Vous connaissez tous le tableau de René Magritte intitulé La Trahison des images (1929) représentant une pipe accompagnée de l’inscription « Ceci n’est pas une pipe. » A moins d’une interprétation plus grivoise, l’objectif du peintre était de démontrer que la meilleure illustration d’une pipe ne la transformera jamais en objet réel. Dans L’Opération Mincemeat, Ben Macintyre raconte aussi que Freud, interrogé au sujet de sa pipe souvent présente sur ses photographies, aurait répondu que « parfois une pipe n’est qu’une pipe », pour signifier que tout n’est pas sujet à interprétation psychanalytique. Ceci pour rappeler, qu’avec les vingt cigares qu’il fumait quotidiennement, sa pipe est néanmoins à l’origine de son cancer du maxillaire supérieur dont il souffrira de 1919 jusqu’à sa mort en 1939. De la sorte, une pipe n’est peut-être qu’une pipe mais elle ne sera jamais une pipe ! Tout est relatif… Un peu comme le chat de Schrödinger qui est à la fois mort et vivant tout en étant soit mort, soit vivant.

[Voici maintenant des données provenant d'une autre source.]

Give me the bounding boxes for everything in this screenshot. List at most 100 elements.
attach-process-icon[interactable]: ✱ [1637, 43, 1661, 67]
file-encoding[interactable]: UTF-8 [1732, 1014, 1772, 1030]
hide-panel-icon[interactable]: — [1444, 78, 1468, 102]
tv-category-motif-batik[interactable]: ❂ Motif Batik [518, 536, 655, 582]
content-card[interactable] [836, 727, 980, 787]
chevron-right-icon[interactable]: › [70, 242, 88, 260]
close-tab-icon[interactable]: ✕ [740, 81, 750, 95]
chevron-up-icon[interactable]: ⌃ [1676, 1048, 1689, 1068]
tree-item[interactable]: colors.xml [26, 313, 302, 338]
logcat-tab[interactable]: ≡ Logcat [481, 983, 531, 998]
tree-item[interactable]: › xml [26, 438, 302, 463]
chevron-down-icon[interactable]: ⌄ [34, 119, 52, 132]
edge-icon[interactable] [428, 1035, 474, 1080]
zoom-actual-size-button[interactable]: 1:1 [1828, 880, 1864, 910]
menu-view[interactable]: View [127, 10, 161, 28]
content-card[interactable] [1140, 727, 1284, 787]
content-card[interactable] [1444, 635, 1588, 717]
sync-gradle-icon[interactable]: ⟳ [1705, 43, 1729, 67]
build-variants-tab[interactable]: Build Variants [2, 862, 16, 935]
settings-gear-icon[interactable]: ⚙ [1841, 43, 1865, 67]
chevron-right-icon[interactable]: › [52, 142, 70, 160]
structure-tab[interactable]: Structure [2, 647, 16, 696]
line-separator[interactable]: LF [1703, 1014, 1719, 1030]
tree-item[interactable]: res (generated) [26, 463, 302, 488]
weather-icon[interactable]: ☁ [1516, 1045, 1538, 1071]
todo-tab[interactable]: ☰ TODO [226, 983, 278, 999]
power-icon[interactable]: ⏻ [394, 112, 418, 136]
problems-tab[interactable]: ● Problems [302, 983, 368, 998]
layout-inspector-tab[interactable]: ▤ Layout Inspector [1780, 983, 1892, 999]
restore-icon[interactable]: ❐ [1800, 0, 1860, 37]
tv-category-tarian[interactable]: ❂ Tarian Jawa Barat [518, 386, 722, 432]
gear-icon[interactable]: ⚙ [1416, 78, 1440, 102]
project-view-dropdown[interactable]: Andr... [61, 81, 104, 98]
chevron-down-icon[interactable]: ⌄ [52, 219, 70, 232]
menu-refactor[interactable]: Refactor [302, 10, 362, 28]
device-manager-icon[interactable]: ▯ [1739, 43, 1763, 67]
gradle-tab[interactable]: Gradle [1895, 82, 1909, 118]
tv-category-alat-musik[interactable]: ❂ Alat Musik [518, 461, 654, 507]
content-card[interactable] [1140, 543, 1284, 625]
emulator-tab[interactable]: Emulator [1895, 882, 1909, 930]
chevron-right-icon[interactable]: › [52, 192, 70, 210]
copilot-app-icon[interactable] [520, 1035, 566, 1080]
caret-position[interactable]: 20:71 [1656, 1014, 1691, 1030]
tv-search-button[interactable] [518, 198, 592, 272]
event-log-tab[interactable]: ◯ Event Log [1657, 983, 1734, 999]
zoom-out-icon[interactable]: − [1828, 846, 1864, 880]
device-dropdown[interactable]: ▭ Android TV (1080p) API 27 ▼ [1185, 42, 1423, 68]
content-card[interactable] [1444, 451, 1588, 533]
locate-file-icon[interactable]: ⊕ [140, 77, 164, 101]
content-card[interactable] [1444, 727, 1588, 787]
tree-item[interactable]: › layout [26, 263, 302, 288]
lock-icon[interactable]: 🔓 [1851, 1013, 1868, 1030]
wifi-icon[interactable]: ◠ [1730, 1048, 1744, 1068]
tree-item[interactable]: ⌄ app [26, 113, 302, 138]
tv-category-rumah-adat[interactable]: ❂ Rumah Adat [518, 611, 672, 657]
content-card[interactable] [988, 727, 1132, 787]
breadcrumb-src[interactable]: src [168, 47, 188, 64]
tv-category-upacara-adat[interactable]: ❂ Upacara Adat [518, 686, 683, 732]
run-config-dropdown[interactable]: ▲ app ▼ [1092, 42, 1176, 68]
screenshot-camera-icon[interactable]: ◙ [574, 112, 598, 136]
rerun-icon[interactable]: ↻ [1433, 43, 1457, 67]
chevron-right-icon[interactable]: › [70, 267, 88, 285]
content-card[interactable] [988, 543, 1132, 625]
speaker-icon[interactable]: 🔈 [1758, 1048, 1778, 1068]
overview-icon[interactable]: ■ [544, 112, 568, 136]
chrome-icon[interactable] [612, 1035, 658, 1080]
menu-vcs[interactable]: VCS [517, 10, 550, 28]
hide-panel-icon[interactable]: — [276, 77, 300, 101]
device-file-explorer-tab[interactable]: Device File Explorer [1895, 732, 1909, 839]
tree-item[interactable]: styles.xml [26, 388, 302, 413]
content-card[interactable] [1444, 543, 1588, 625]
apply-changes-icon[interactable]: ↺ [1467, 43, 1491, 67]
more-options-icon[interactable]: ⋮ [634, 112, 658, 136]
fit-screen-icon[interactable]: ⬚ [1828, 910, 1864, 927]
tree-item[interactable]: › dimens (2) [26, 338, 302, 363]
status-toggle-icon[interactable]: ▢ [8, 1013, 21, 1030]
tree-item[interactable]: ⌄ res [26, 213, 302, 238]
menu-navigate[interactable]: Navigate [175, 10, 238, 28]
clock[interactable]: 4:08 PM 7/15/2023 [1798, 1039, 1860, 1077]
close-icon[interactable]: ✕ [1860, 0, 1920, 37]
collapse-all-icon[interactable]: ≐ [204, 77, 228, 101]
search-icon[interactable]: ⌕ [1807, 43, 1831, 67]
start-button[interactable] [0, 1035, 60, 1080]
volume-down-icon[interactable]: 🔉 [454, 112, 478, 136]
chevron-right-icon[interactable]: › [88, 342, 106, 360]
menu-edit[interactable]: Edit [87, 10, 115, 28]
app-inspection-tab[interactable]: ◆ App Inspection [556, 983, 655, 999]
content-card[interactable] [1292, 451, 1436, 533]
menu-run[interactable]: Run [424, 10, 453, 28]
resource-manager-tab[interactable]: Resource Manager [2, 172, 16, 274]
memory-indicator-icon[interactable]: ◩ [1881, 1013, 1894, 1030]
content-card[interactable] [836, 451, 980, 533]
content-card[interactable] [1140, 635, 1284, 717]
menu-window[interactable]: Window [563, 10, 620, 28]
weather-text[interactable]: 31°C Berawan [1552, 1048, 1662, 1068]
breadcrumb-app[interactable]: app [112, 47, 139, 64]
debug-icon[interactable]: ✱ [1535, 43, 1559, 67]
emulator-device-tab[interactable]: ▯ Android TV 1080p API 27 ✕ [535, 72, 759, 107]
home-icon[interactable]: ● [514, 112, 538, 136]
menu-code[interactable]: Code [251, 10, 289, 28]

Ah qu’il est bon de laisser flotter son esprit en période estivale… Mais au fait, savez-vous qui sont Jean Cocteau et François Mauriac ? René Magritte et Sigmund Freud ? Thor et Loki ? Pepper Potts et Jane Foster ? Question de génération !

Pour en savoir plus sur mes lectures estivales :
Ben Macintyre. L’Opération Mincemeat. Pocket, Ixelles éditions (2011).
J.D. McClatchy & E. Lennard. Maisons d’écrivains américains. Éditions du Chêne (2004).